O outro erro notório de Leclerc neste ano é bem menos grave. No GP da Emília-Romanha também escapou da pista e viu um segundo lugar virar sexto. Ainda pontuou, mas marcou oito quando poderia ter ficado com 18. Erros.

A história é contada do ponto de vista dos vencedores, porém. É curioso como a memória apaga rápido até naquilo que mal tem distanciamento histórico para ser chamado de passado. A comparação natural de Leclerc é sempre com Verstappen e tem o adendo: o holandês não erra. Não erra? Era importante andar limpo para superar um heptacampeão no auge dos seus poderes em 2021. Entretanto, Verstappen bateu sozinho na classificação da Arábia Saudita, na penúltima etapa do ano, bem no fim, aquele momento em que a pressão aumenta e a perna pesa. O momento é de sorte: fosse 24 horas mais tarde, custaria o título.

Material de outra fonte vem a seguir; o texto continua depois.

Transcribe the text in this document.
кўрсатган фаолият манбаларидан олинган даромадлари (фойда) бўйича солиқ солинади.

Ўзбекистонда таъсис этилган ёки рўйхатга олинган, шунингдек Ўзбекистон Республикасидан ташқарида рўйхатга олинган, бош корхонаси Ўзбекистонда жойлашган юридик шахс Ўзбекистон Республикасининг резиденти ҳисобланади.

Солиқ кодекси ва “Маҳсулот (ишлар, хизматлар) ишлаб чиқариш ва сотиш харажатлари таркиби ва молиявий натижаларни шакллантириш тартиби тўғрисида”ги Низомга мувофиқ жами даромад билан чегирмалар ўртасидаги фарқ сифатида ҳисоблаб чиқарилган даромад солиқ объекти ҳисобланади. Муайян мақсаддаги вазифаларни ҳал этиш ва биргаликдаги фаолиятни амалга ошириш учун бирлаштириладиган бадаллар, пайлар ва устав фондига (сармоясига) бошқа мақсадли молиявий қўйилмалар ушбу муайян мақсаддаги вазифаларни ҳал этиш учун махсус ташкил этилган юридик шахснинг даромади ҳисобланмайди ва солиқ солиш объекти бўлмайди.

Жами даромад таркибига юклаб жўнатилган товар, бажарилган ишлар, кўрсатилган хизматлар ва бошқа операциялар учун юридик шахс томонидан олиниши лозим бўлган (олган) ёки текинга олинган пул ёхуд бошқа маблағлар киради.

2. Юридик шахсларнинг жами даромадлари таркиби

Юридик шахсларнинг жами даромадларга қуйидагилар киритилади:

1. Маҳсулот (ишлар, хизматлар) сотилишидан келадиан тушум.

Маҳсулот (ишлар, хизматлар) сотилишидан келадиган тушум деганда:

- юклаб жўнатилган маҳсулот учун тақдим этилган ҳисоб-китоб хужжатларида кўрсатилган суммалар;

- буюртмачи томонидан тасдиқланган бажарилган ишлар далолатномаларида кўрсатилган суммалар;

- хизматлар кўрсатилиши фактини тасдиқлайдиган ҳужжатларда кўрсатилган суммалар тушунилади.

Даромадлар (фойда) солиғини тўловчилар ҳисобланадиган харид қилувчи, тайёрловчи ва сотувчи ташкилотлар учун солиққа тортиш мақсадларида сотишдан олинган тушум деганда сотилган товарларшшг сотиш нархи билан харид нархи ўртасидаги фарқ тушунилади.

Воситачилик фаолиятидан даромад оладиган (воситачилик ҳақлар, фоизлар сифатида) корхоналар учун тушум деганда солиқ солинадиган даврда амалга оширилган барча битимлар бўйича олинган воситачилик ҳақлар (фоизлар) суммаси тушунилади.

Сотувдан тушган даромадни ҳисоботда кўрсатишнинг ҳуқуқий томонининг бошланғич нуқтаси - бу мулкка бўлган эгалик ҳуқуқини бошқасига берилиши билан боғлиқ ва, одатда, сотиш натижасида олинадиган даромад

Charles Leclerc venceu a abertura de 2022 com baita desempenho no Bahrein (Foto: Ferrari)

Houve os dois confrontos com Hamilton, ainda. A batida pela qual foi considerado culpado, na Itália, tirou os dois e deixou a conta no zero a zero. Mas, novamente, sorte. Poderia muito bem, como aconteceu na Inglaterra, terminar com Max levando a pior e abandonando sozinho. Isso para não tratar das múltiplas vezes em 2021 em que o sábado terminou com a Red Bull ou o próprio Max admitindo que não tirara o possível do bólido. E a derrota para um adversário que saiu no fim do pelotão no Brasil? A recuperação derradeira de Hamilton, que se aproximava de enfileirar quatro vitórias nas últimas quatro corridas até a confusão do safety-car em Abu Dhabi para passar Verstappen e faturar o octa, selaria outra história. Não fosse aquele safety-car, a história contada seria a de um Verstappen que estava quase pronto para superar Hamilton.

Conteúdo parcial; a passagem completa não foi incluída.